Brightsided: When Happiness Doesn’t Help

On Stephen R. Covey, the mormon business evangelical:

Covey might be good for individuals unconnected with a large employer and who seek a sense of empowerment through personal introspection and note-keeping.

However, I see in his presentation the sort of stuff Ehrenreich and Chris Hedges (in Empire of Illusion) wrote about.

I used to teach Covey as replacement priesthood lessons in my younger years in the LDS church. Not 7-Habits stuff but a book called Spiritual Roots of Human Relations. Thought it was great.

However, after surviving an attempt by my employer's (State of Washington) managers and many co-workers to force me to attend a 7-Habits Workshop, I observed and listened when they returned and reported how changed and inspired they felt.

I read the materials they were given and noticed what many considered to be personal power quotes high-lighted or printed on sheets of paper stuck to cubicle walls.
... particularly about taking personal responsibility.

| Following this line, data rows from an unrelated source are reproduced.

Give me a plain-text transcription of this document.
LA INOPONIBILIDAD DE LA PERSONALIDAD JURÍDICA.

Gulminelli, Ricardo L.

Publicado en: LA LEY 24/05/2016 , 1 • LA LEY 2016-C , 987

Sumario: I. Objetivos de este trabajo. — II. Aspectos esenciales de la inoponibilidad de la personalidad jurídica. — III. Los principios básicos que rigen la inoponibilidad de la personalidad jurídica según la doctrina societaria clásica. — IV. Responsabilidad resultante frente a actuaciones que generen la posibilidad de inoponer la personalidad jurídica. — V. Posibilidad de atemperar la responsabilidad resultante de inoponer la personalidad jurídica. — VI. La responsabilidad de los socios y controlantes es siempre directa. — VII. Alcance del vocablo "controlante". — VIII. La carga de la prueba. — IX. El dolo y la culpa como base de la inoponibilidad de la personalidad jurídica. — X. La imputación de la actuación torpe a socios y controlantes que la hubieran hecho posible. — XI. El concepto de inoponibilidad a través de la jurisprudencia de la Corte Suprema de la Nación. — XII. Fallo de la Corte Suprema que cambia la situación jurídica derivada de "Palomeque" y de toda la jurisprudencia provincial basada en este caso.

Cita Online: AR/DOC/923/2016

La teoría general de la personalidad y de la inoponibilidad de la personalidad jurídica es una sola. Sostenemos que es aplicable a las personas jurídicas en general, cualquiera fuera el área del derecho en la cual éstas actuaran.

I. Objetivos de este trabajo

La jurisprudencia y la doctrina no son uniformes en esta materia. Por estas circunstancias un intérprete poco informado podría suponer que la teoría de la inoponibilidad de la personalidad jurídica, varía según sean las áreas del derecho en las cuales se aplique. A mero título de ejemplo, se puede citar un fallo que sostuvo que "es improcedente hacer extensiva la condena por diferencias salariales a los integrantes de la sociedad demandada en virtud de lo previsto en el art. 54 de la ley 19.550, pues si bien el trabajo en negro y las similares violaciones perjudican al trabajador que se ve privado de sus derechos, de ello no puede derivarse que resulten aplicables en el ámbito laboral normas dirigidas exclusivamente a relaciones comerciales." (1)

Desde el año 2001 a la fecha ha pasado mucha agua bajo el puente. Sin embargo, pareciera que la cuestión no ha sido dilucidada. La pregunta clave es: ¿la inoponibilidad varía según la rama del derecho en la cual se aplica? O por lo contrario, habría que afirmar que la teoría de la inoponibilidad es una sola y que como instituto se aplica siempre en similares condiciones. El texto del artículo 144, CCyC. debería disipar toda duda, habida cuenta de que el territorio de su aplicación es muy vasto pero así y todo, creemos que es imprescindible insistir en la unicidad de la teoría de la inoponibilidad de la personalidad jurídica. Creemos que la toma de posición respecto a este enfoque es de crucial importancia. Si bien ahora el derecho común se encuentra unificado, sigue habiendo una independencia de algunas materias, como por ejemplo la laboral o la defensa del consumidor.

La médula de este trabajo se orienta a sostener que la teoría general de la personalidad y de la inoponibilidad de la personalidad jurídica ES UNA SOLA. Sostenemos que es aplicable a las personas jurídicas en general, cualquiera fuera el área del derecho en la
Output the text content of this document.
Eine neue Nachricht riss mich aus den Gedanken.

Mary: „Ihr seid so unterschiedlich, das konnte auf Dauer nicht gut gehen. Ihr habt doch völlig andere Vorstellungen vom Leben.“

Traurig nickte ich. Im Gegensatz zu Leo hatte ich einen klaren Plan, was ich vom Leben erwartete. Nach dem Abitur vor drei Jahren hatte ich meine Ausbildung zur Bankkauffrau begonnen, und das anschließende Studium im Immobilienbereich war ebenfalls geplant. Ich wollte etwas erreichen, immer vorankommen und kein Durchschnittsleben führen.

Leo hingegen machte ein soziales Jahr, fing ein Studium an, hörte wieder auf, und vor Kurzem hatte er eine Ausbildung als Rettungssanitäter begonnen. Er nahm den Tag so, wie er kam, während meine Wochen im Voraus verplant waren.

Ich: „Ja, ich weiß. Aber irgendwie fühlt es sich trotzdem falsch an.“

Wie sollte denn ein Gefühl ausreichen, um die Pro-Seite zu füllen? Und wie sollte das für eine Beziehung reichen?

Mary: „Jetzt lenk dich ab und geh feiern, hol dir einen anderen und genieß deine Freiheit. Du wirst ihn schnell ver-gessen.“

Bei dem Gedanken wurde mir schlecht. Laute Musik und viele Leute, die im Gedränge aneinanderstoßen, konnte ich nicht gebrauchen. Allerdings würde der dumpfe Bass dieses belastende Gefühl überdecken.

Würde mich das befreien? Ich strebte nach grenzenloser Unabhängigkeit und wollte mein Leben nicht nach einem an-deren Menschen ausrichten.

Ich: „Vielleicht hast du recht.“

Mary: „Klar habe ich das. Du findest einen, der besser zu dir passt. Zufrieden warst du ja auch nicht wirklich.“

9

Implicit or implied - their general interpretation was that if the agency fails at a large or small task or the office doesn't do well in some endeavor, the worker could or should always be much more to blame than wise management.

The idea of taking on one's self a personal responsibility for a failure of the parent organization is strictly out of a line-authority notion that higher-ups are usually not be blamed or held accountable.

... because it is unreasonable to believe that they do not know what they are doing at all times

... that it is being negative to doubt their wisdom

... which is what Covey's church (and he is active LDS) teaches about it's  prophet/president and line leadership.

LDS membership is taught and encouraged to trust and accept subjection to priesthood authority and leadership who ... in God's true church ... would never be led astray by God.
Covey's business model teaches essentially the same thing.

A common mormon cliche goes like this: “When the prophet speaks discussion has ended.”

So for 7 habits of gullible employees there is this: Listen up by god!

Management could never be wrong or mislead or incorrect. If your organization fails or goes out of business it's YOUR fault and you owe it to truth and personal responsibility to admit and accept the blame.

Perhaps not openly taught in Covey seminars but heavily implied at least in the government agency that paid Covey’s people to sing that song where I work.